L'angoisse incompréhensible que Hana avait senti peser sur son cœur s'envola aussitôt tandis que l'étourdissant émoi du désir refluait violemment en elle pour la submerger de nouveau tout entière.

« Tout ce que tu veux, ma chérie » répondit-elle, les épaules et le bassin tout frissonnants.

Rain et Hana échangèrent alors leur place et, bien vite, l'aspirante se retrouva penchée sur son instructrice, les yeux toujours plongés dans les siens, un sourire énigmatique et attendrissant toujours accroché à ses désirables lèvres purpurines.
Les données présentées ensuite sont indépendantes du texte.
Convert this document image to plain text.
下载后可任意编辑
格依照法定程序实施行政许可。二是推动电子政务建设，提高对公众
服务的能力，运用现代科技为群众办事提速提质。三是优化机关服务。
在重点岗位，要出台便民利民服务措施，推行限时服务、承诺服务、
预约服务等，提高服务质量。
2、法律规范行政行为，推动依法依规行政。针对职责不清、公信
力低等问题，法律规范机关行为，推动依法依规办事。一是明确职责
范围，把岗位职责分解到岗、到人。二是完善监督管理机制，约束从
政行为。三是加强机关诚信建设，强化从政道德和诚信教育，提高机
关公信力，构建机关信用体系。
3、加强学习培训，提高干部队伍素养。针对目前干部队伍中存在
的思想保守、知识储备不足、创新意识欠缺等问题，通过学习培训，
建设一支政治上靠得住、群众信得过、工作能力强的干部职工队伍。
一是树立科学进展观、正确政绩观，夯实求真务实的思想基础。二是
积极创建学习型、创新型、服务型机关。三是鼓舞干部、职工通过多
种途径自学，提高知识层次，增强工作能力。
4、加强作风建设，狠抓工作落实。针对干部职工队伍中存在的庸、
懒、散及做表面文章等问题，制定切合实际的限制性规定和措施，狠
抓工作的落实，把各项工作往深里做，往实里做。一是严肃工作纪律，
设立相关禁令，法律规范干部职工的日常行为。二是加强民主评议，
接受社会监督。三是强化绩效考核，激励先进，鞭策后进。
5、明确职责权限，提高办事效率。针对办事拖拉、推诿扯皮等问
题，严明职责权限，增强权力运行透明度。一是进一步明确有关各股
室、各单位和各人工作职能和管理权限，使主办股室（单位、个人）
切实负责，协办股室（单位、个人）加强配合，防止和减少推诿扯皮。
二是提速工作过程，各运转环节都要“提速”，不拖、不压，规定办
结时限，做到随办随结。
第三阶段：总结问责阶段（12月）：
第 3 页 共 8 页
La mercenaire Franco‑chinoise savoura ce sourire comme le plus précieux des cadeaux.

Insoluble mystère venu à elle dans les plus étranges circonstances, Rain, blonde comme les blés, avec ses grands yeux océans, était aussi solaire que son prénom était pluvieux. Cette amusante contradiction, ajoutée à son tempérament foncièrement honnête, chaleureux, relevé d'un brin de possessivité qui ne lui déplaisait pas, ce rien de jalousie qui n'est jamais que la marque de l'attachement, inspirait à Hana que Rain était pour elle comme un miroir dans lequel elle voyait tout ce qu'elle-même n'était pas, l'exact contraire de ce qui avait fait d'elle la personne qu'elle était aujourd'hui, ce triste vécu qu'elle honnissait plus que tout.

Et l'effet que cela avait sur elle était absolument miraculeux. En plongeant dans le regard de Rain, son adorable Rain, Hana pouvait enfin oublier tout ce dont elle s'efforçait depuis toujours de s'affranchir, le meurtre de ses parents et son enlèvement par la Triade, cette existence sordide au sein de sa « famille adoptive » du bordel de Madame Chen qui avait exploité sans aucune vergogne son corps dès l'éclosion de ses premiers charmes, le contrat, la dette qui la liait à ce sinistre passé et qui ne la laisserait jamais vraiment libre tant qu'elle ne l'aurait pas remboursée, et elle pouvait enfin, peut-être pour la première fois, la toute première fois de sa vie, envisager sérieusement un avenir, radieux en tout point.

Dire que c'était sur la tombe de ses parents défunts que Hana avait fait la découverte de cette renaissance, de cette salvation… Cette pluie chaleureuse qui gouttait sur elle en fines perles scintillantes se doutait-elle un seul instant de la manière dont elle la purifiait des horreurs de son passé, du bonheur inattendu, inespéré, trésor plus merveilleux que toutes les richesses, que toutes les beautés de ce monde, qu'elle lui offrait avec une générosité si désintéressée ?

Rain…

Après s'être ainsi longuement abreuvé du regard l'une de l'autre, les deux jeunes femmes s'embrassèrent tendrement, étreintes avec ferveur, leurs peaux se frôlant avec volupté. Sans se rendre compte qu'elle n'en avait absolument pas besoin, mais sans que Hana ne voie à aucun instant cette attention d'un mauvais œil, Rain s'attacha à exacerber son excitation, laissant à son tour un désir sans fin guider librement chacun de ses gestes, l'inondant de caresses, de baisers, de chatouilles, explorant avec émerveillement son ventre et ses seins au moelleux souple et subtil, titillant avec amour du bout des doigts et des lèvres ses mamelons durcis, chérissant ses bras et ses cuisses dont elle adorait passionnément les étreintes et admirait secrètement la musculature dont elle aimait tant se retrouver prisonnière…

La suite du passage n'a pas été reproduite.